Accounting & Valuation

What Is a Write-Off?

The Quick Answer

A write-off is when a company formally removes an asset value from its books because it is no longer worth anything. A loan that will never be repaid or unsold inventory gone bad gets written off as a loss. It is an accounting admission that money or value is gone for good.

2 min read Updated: June 2026 Difficulty:
Author: Kiril Koparanov

How does a write-off work?

An asset is only worth what it can actually deliver, and sometimes that value quietly drops to nothing: an invoice that will never be paid, a batch of stock no one will buy. A write-off is the accounting step that finally takes that dead value off the books, cutting the receivable or the inventory down to zero and booking the loss as an expense.

A write-off is essentially a formal admission: the company is no longer pretending this thing is worth what it once claimed.

The Analogy

Clearing out the spoiled stock
A write-off is like finally throwing out the moldy food at the back of the fridge. For a while you kept pretending you might still eat it, but eventually you admit it is waste and bin it. The food is gone either way; the write-off is just the honest moment you stop counting it as something you own.

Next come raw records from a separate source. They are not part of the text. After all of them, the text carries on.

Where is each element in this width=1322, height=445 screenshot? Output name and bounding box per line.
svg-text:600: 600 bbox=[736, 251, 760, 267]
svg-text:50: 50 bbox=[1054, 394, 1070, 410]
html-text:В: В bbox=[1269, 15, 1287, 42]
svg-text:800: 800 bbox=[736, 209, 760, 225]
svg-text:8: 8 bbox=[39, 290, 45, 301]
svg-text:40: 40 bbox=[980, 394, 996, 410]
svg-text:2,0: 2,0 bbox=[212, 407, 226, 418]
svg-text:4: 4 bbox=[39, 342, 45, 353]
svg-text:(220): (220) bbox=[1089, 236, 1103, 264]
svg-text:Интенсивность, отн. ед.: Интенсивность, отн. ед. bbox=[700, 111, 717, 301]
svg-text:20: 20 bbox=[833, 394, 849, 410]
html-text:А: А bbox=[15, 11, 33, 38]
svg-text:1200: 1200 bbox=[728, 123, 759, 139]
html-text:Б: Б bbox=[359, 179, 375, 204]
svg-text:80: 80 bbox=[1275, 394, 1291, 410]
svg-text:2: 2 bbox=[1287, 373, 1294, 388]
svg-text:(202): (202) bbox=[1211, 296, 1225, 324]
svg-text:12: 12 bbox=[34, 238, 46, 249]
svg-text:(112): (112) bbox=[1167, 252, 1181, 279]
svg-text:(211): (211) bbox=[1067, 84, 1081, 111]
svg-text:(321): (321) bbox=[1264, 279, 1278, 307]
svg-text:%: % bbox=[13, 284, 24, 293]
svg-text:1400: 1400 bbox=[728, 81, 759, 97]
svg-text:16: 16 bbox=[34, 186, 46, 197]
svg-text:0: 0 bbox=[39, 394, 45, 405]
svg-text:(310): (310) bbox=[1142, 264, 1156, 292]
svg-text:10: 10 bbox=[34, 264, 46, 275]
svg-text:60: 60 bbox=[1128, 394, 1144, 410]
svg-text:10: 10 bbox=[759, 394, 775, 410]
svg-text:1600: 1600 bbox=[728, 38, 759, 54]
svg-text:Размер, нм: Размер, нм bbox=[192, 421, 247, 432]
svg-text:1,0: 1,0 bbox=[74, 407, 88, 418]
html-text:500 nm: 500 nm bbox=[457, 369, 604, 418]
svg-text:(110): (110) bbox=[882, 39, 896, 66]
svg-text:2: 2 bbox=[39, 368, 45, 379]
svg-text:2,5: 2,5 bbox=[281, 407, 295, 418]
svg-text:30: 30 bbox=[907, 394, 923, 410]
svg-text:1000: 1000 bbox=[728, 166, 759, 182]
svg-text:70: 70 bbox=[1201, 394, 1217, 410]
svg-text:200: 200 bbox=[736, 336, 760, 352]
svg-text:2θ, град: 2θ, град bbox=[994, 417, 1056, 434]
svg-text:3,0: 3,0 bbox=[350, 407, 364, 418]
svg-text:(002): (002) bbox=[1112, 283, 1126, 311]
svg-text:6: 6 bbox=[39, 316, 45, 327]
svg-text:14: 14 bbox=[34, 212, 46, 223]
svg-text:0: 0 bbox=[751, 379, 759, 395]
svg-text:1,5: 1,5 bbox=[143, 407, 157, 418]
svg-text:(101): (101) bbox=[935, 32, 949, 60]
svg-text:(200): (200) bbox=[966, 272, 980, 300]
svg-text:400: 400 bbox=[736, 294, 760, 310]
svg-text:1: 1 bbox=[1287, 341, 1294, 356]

Why do companies take write-offs?

Companies write off assets to keep their books honest and to follow rules that require reporting assets at realistic values. Writing something off also lowers reported profit, which can reduce the taxes a company owes, since the loss is a genuine expense. Common write-offs include unpaid debts (bad debt), worthless inventory, and goodwill from an acquisition that did not work out.

What is the difference between a write-off and a write-down?

A write-off and a write-down are close cousins. A write-down reduces an asset's value to a lower figure when it is worth less than the books claim but still worth something. A write-off goes all the way, cutting the value to zero. A write-down says "this is worth less than we thought"; a write-off says "this is worth nothing at all."

What is a real example of a write-off?

The most common write-offs are quiet, not dramatic.

Real-World Example

Banks writing off bad loans in 2020
When the COVID-19 pandemic struck in 2020, major banks braced for a wave of borrowers who could not repay. They moved billions of dollars of loans toward write-off, formally accepting that much of the money would never come back.¹ It showed the everyday purpose of a write-off: not theater, but the honest recognition that value already lost is now gone from the books.

The TL;DR for Write-Off

At a Glance

Key Takeaways
- A write-off removes an asset's value from the books when it becomes worthless.
- Common examples are unpaid debts, spoiled inventory, and failed goodwill.
- The lost value is recorded as an expense, which also reduces taxable profit.
- A write-down is the milder cousin, cutting value partway rather than to zero.